The calculated efficiency (using the same formula as before) is indeed greater for smaller currents - the datasheet graphs don't go below 1 mA, so we can't say anything about very low currents, but it's clear from this data that you lose efficiency if you drive this LED with any more than 1mA. The striking thing is that this data suggests an even larger efficiency drop than I measured. Here are the two sets of data on a single plot:

I normalized the two sets of data so that the curves from the datasheet would match mine at the arbitrary efficiency = 1 point. I'm not sure yet why the datasheet values don't line up better with my measurements - I've never seen a manufacturer's datasheet that didn't exactly match the actual parts before :-)

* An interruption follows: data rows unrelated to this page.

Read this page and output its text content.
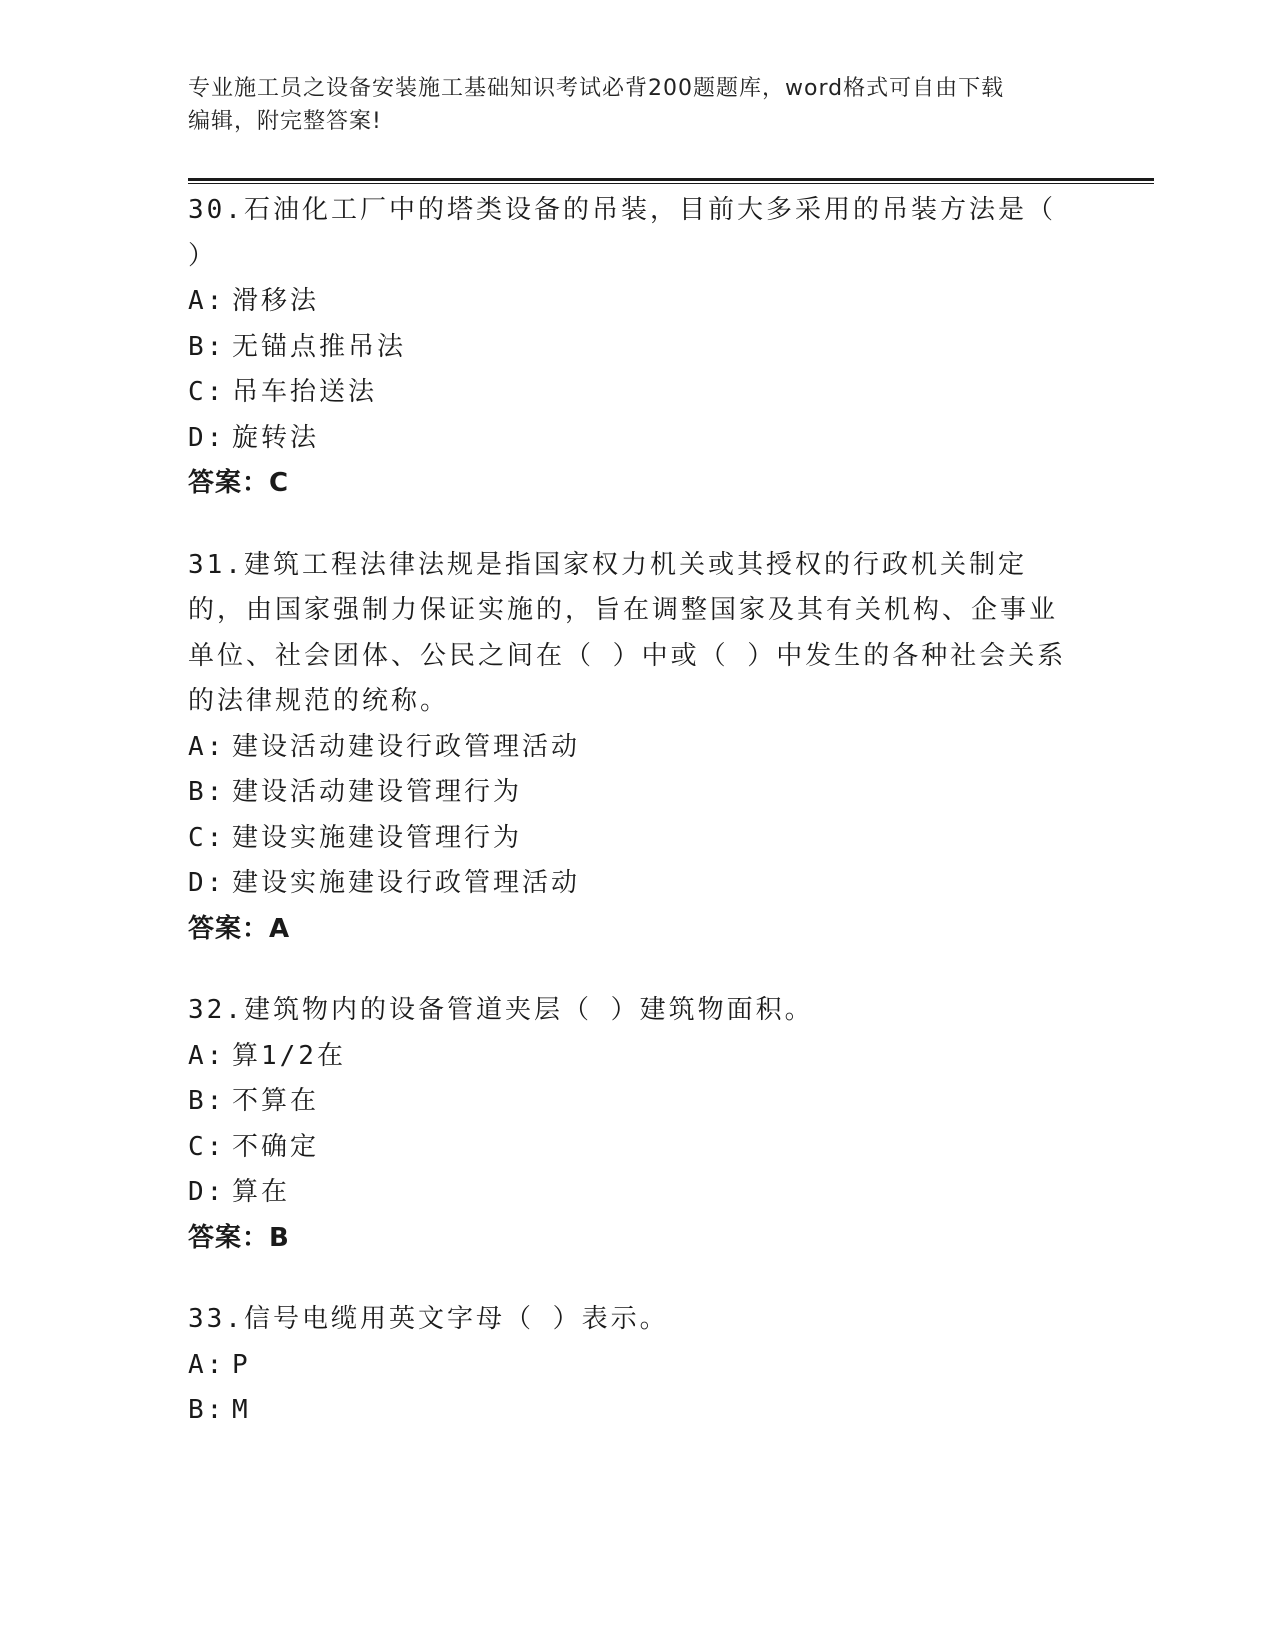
专业施工员之设备安装施工基础知识考试必背200题题库，word格式可自由下载
编辑，附完整答案!

30.石油化工厂中的塔类设备的吊装，目前大多采用的吊装方法是（ ）

A: 滑移法

B: 无锚点推吊法

C: 吊车抬送法

D: 旋转法

答案：C

31.建筑工程法律法规是指国家权力机关或其授权的行政机关制定的，由国家强制力保证实施的，旨在调整国家及其有关机构、企事业单位、社会团体、公民之间在（ ）中或（ ）中发生的各种社会关系的法律规范的统称。

A: 建设活动建设行政管理活动

B: 建设活动建设管理行为

C: 建设实施建设管理行为

D: 建设实施建设行政管理活动

答案：A

32.建筑物内的设备管道夹层（ ）建筑物面积。

A: 算1/2在

B: 不算在

C: 不确定

D: 算在

答案：B

33.信号电缆用英文字母（ ）表示。

A: P

B: M
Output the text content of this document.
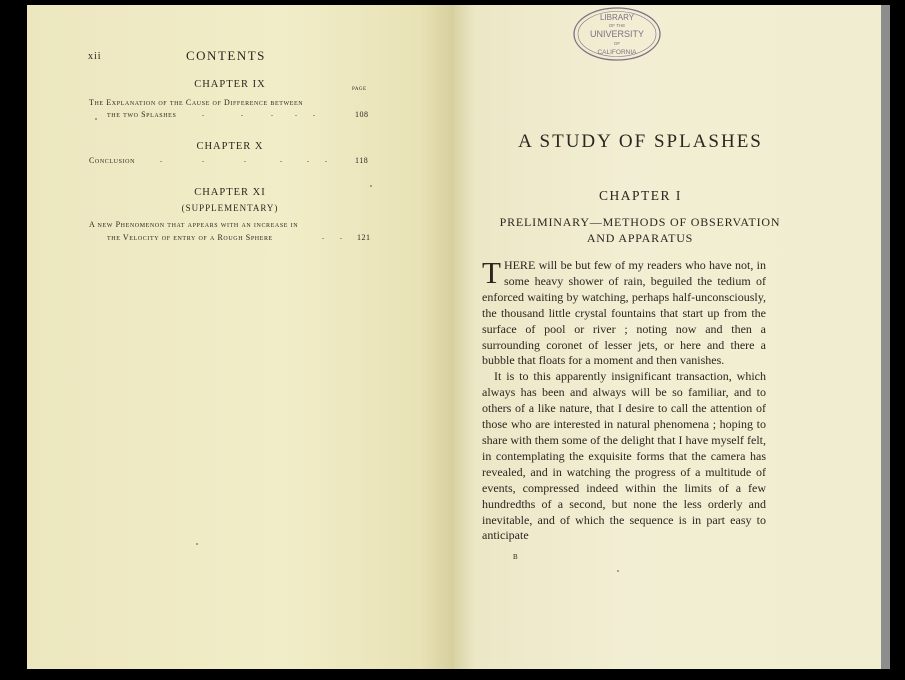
xii	CONTENTS
CHAPTER IX	PAGE
The Explanation of the Cause of Difference between
the two Splashes	.            .         .       .     .	108
CHAPTER X
Conclusion	.             .             .           .        .     .	118
CHAPTER XI
(SUPPLEMENTARY)
A new Phenomenon that appears with an increase in
the Velocity of entry of a Rough Sphere	.     . 121
LIBRARY
OF THE
UNIVERSITY
OF
CALIFORNIA
A STUDY OF SPLASHES
CHAPTER I
PRELIMINARY—METHODS OF OBSERVATION
AND APPARATUS

THERE will be but few of my readers who have not, in some heavy shower of rain, beguiled the tedium of enforced waiting by watching, perhaps half-unconsciously, the thousand little crystal fountains that start up from the surface of pool or river ; noting now and then a surrounding coronet of lesser jets, or here and there a bubble that floats for a moment and then vanishes.

It is to this apparently insignificant transaction, which always has been and always will be so familiar, and to others of a like nature, that I desire to call the attention of those who are interested in natural phenomena ; hoping to share with them some of the delight that I have myself felt, in contemplating the exquisite forms that the camera has revealed, and in watching the progress of a multitude of events, compressed indeed within the limits of a few hundredths of a second, but none the less orderly and inevitable, and of which the sequence is in part easy to anticipate

B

I does bother me that these curves don't match better, but it would appear to confirm that this LED is most efficient around 1mA.

WTF, LED Manufacturers?

So, why don't manufacturers make the LEDs so that their "normal" operating point (If = 20mA in this case) coincides with the maximum efficiency? Isn't efficiency the whole point of the "LED Revolution"?

When this project was written up on Hackaday, one of the commenters, [rnjacobs] pointed me to this article about LED "droop". The article shows the following plot:

then goes on to say:

So why not simply drive the LED at the current density that produces the peak external quantum efficiency? Well, because in order to target the same light output, the area of the chip will have to increase by an order of magnitude, but because the cost of the chip scales with its size − and the chip is a major cost contributor to the device − this would result in more expensive LEDs. So one has to choose between very efficient LEDs at very high costs, or less expensive LEDs with lower efficiency.


OK, so we need to forget about the recommended values in the LED specifications and find the maximum efficiency point for ourselves to design ultra-efficient glow markers. This may also validate my original choice of the Luxeon Z LED, which has a large die area (and correspondingly high cost).

Addendum (8/11/16)

I found a bug in my auto-ranging code for the light meter that could produce bad data when changing ranges. I re-ran the experiment after fixing the bug, and obtained the following curves:

The relative intensity curve now matches much better; the output droop at high current is clearly apparent in the new data. The efficiency curve is also close to that derived from the datasheet, although it's still a bit off. Interestingly, this new data shows about a 2x difference between the efficiency peak (1mA) and that at the recommended current (20mA). The datasheet-derived numbers would indicate a factor over 3x. Some of the difference may be attributable to errors in scraping the data from plots.